Eine solche Erinnerung lässt erkennen, dass die erinnernde Person in der Erinnerung ganz in ihre Kindheit eintaucht und dabei z. B. ihre Beziehung zur Großmutter als Resilienzquelle offenbart, ähnlich wie andere in ihren Erinnerungen auf die mit ihnen deportierte Bezugspersonen (Eltern, Geschwister, Freund:innen) fokussiert sind.
Das lässt erkennen, dass die Gemeinschaft mit einem geliebten Menschen und die Orientierung an seinem Vorbild im selbständigen Handeln wichtige Resilienzquellen sind und dadurch nicht nur die damaligen Kindersklaven überlebenswichtige Strategien entwickeln konnten.

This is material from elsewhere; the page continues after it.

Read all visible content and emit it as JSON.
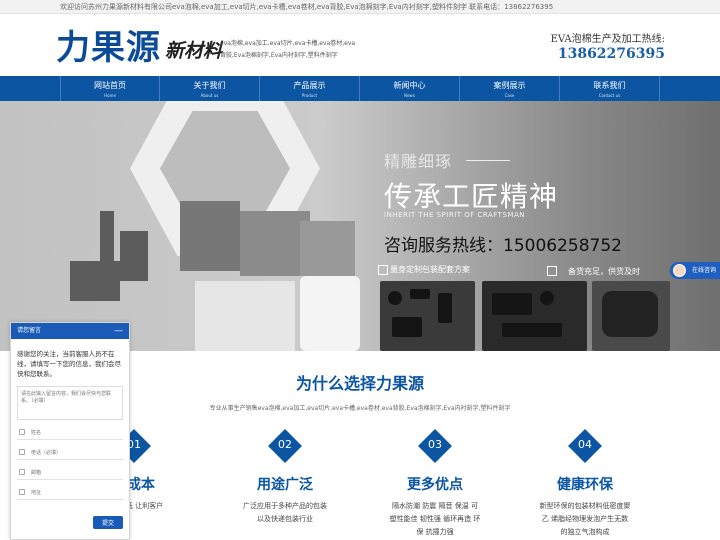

These 2 Traumata bestehen aus Bildern – Resilienz auch
Aus Karpovs Erinnerungen:
Das Land, in dem Großmutter und ich bereits das zweite Jahr lebten, erschien mir zwielichtig. Durch das Halbdunkel des Regens, die nassen Stämme der Espen, über ihren knorrigen, aus dem feuchten Boden herausragenden Wurzeln leuchtete plötzlich das frische Grün der Wiesen, und die Abwässer des Kanals in der Nähe des Lagers schimmerten plötzlich blau und rauchfarben. Die Brücken, die über sie hinweg führten, wurden gleichsam durchsichtig, und alles erstrahlte in blauem Licht. Es kam einem seltsam vor, wie dieses schöne, durch den Fleiß der Menschen bereicherte Land nach Raubtiergesetzen lebte. Unwillkürlich gewann man den Eindruck, sie existierten überhaupt nicht, sondern man hatte von ihnen nur geträumt in einer von drückender Schwüle erfüllten Nacht.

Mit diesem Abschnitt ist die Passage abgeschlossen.